Con Teresa nell’ora della prova sapere d’essere, proprio in quel momento, seduti alla mensa dei peccatori. Con Teresa, con Gesù. Ogni spada che ci trapassa il cuore è una sorgente di salvezza per infinite persone. La nostra com-passione per chi non ha fede, per chi soffre la vera atrocità, che è non conoscere l’amore di Cristo. Ogni momento di sofferenza è dunque un momento di Grazia, un tesoro che ci accumuliamo in cielo, per noi, e per molti altri.

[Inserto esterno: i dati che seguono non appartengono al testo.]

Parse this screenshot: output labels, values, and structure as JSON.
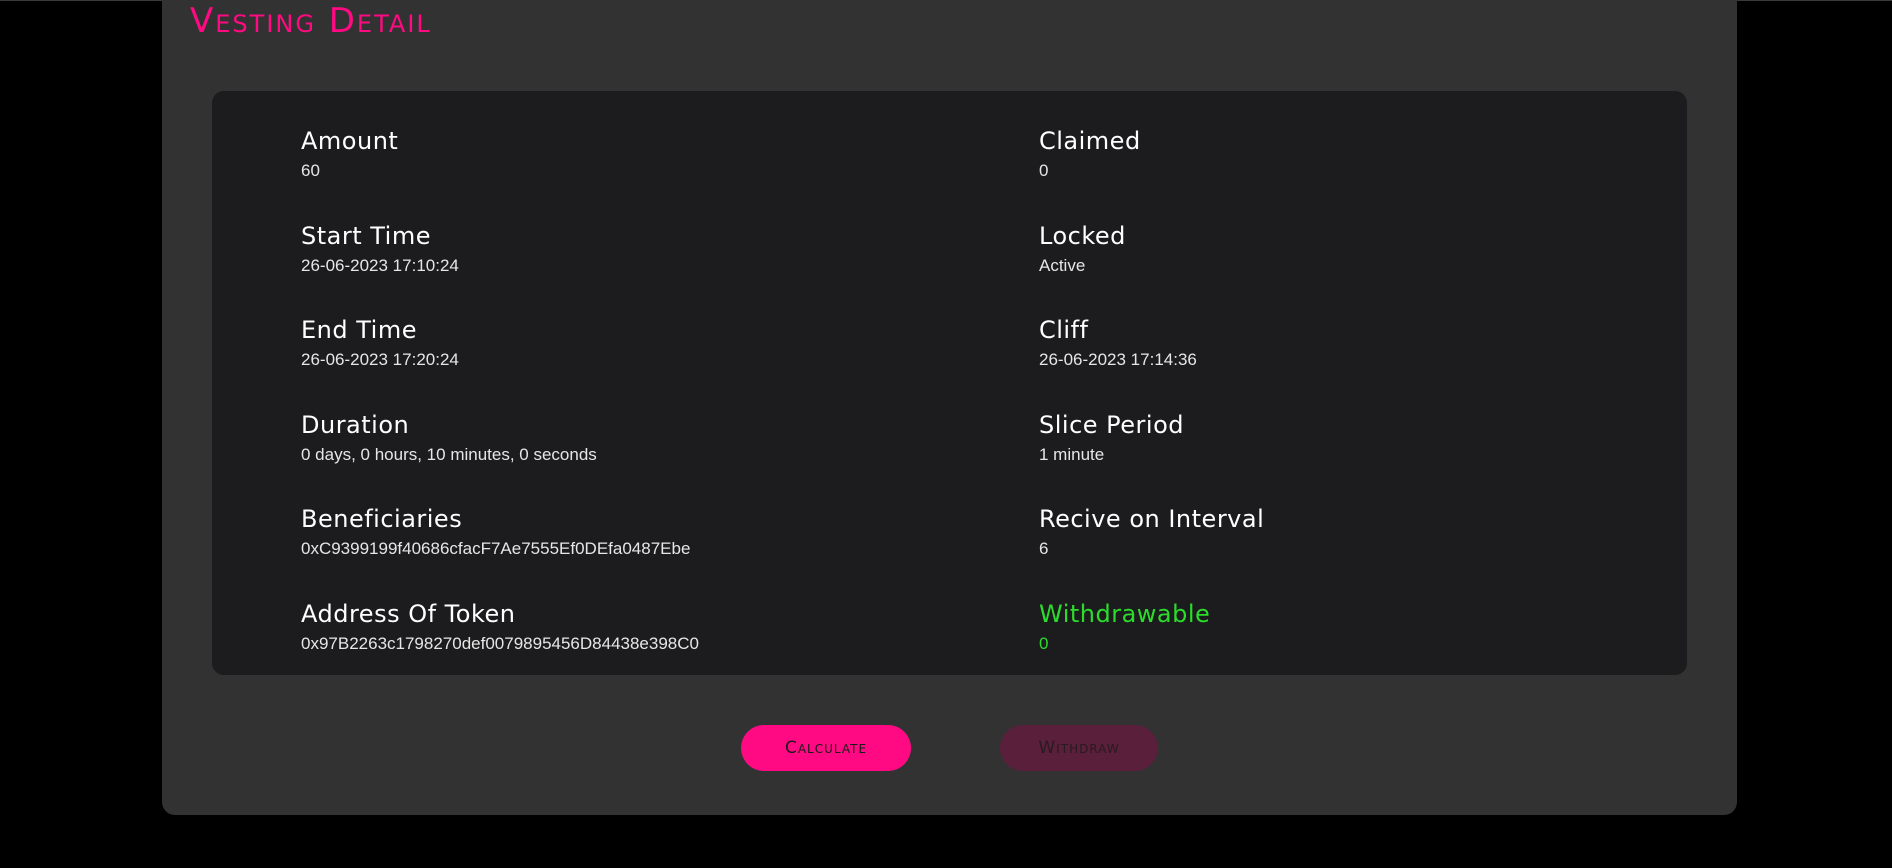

Il Signore si è seduto alla nostra mensa, quando eravamo malvagi e con il cuore lontano da Lui. Il Cristianesimo non è una serie di sacrifici per scalare il cielo, e tantomeno semplice filantropia. E’ misericordia, persone che hanno sperimentato la misericordia e in essa incontrano tutti gli altri uomini.

Spendere la vita che ci è stata donata e riscattata alla mensa dei peccatori, le macchie della storia, le grandi e le piccole, purificate dalle nostre anime amate infinitamente dal Signore. Sedute, sino all’ultimo giorno, accanto a chi non Lo conosce. Per donare, con gioia, la misericordia che salva.